Tidak hanya di tingkat OPD, rendahnya pemahaman akan UU KIP ini juga terjadi di tingkat kepala daerah. Pernyataan Gubernur Ahmad Heryawan sebagaimana dikutip Antarajawabarat.com (http://www.antarajawabarat.com/lihat/berita/38241/bandung-tuan-rumah-rakornas-komisi-informasi-pusat), 27
Juni 2012 memperlihatkan hal tersebut. Beliau menyatakan bahwa lembaga Komisi Informasi memiliki fungis tidak lebih dari humas pemerintah.
“…Padahal KIP atau KID juga berfungsi ke masyarakat untuk menyosialisasikan apa-apa saja yang sedang dan akan terjadi di pemerintahan…”
Selanjutnya beliau menyatakan:
“…Oleh karena itu, kata Heryawan, peran Komisi Informasi Pusat atau Komsi Informasi Daerah dinilai sangat membantu dalam memberikan informasi publik kepada masyarakat…”

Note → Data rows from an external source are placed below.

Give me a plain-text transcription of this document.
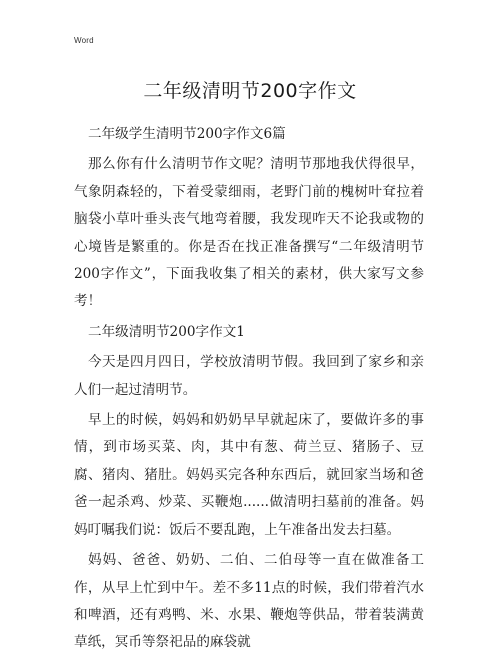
Word
二年级清明节200字作文

二年级学生清明节200字作文6篇

那么你有什么清明节作文呢？清明节那地我伏得很早，气象阴森轻的，下着受蒙细雨，老野门前的槐树叶耷拉着脑袋小草叶垂头丧气地弯着腰，我发现咋天不论我或物的心境皆是繁重的。你是否在找正准备撰写“二年级清明节200字作文”，下面我收集了相关的素材，供大家写文参考！

二年级清明节200字作文1

今天是四月四日，学校放清明节假。我回到了家乡和亲人们一起过清明节。

早上的时候，妈妈和奶奶早早就起床了，要做许多的事情，到市场买菜、肉，其中有葱、荷兰豆、猪肠子、豆腐、猪肉、猪肚。妈妈买完各种东西后，就回家当场和爸爸一起杀鸡、炒菜、买鞭炮......做清明扫墓前的准备。妈妈叮嘱我们说：饭后不要乱跑，上午准备出发去扫墓。

妈妈、爸爸、奶奶、二伯、二伯母等一直在做准备工作，从早上忙到中午。差不多11点的时候，我们带着汽水和啤酒，还有鸡鸭、米、水果、鞭炮等供品，带着装满黄草纸，冥币等祭祀品的麻袋就
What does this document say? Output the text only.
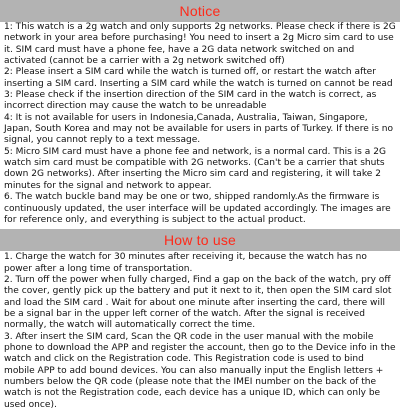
Notice

1: This watch is a 2g watch and only supports 2g networks. Please check if there is 2G network in your area before purchasing! You need to insert a 2g Micro sim card to use it. SIM card must have a phone fee, have a 2G data network switched on and activated (cannot be a carrier with a 2g network switched off)

2: Please insert a SIM card while the watch is turned off, or restart the watch after inserting a SIM card. Inserting a SIM card while the watch is turned on cannot be read

3: Please check if the insertion direction of the SIM card in the watch is correct, as incorrect direction may cause the watch to be unreadable

4: It is not available for users in Indonesia,Canada, Australia, Taiwan, Singapore, Japan, South Korea and may not be available for users in parts of Turkey. If there is no signal, you cannot reply to a text message.

5: Micro SIM card must have a phone fee and network, is a normal card. This is a 2G watch sim card must be compatible with 2G networks. (Can't be a carrier that shuts down 2G networks). After inserting the Micro sim card and registering, it will take 2 minutes for the signal and network to appear.

6. The watch buckle band may be one or two, shipped randomly.As the firmware is continuously updated, the user interface will be updated accordingly. The images are for reference only, and everything is subject to the actual product.

How to use

1. Charge the watch for 30 minutes after receiving it, because the watch has no power after a long time of transportation.

2. Turn off the power when fully charged, Find a gap on the back of the watch, pry off the cover, gently pick up the battery and put it next to it, then open the SIM card slot and load the SIM card . Wait for about one minute after inserting the card, there will be a signal bar in the upper left corner of the watch. After the signal is received normally, the watch will automatically correct the time.

3. After insert the SIM card, Scan the QR code in the user manual with the mobile phone to download the APP and register the account, then go to the Device info in the watch and click on the Registration code. This Registration code is used to bind mobile APP to add bound devices. You can also manually input the English letters + numbers below the QR code (please note that the IMEI number on the back of the watch is not the Registration code, each device has a unique ID, which can only be used once).
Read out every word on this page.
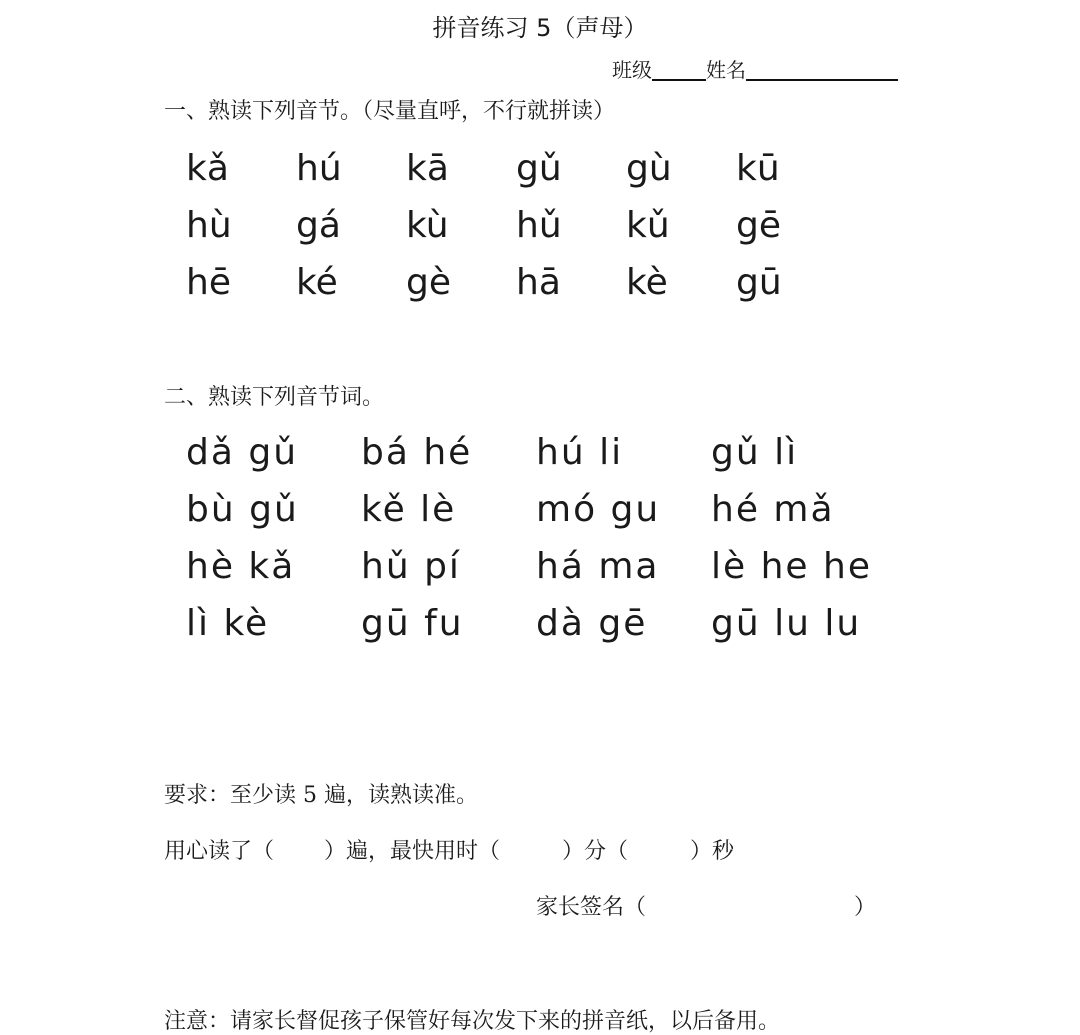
拼音练习 5（声母）
班级	姓名
一、熟读下列音节。（尽量直呼，不行就拼读）
kǎ	hú	kā	gǔ	gù	kū
hù	gá	kù	hǔ	kǔ	gē
hē	ké	gè	hā	kè	gū
二、熟读下列音节词。
dǎ gǔ	bá hé	hú li	gǔ lì
bù gǔ	kě lè	mó gu	hé mǎ
hè kǎ	hǔ pí	há ma	lè he he
lì kè	gū fu	dà gē	gū lu lu
要求：至少读 5 遍，读熟读准。
用心读了（ ）遍，最快用时（	）分（	）秒
家长签名（	）
注意：请家长督促孩子保管好每次发下来的拼音纸，以后备用。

Pernyataan tersebut mengkerdilkan fungsi dari Komisi Informasi yang merupakan lembaga yang independen di luar pemerintahan seperti tercantum pada pasal 23 UU KIP. Selanjutnya pada pasal 26 dan 27 UU yang sama, Komisi Informasi memiliki peran sebagai lembaga quasi yudicial dalam memutuskan sengketa informasi publik.
Ketidakpahaman Gubernur semakin tercermin dari penyataan selanjutnya.
“…Karena sengketa informasi itu bukan ranah hukum, sengketa informasi itu pernyataan publik terkait kegiatan yang dilakukan oleh pemerintah, yang belum terjawab dan hal itu dibantu dijawab oleh KIP…”
Pernyataan tersebut tidak sesuai dengan Peraturan Makamah Agung no 2 Tahun 2011 pasal 4 dan 10, dimana keputusan Komisi Informasi memiliki kekuatan hukum.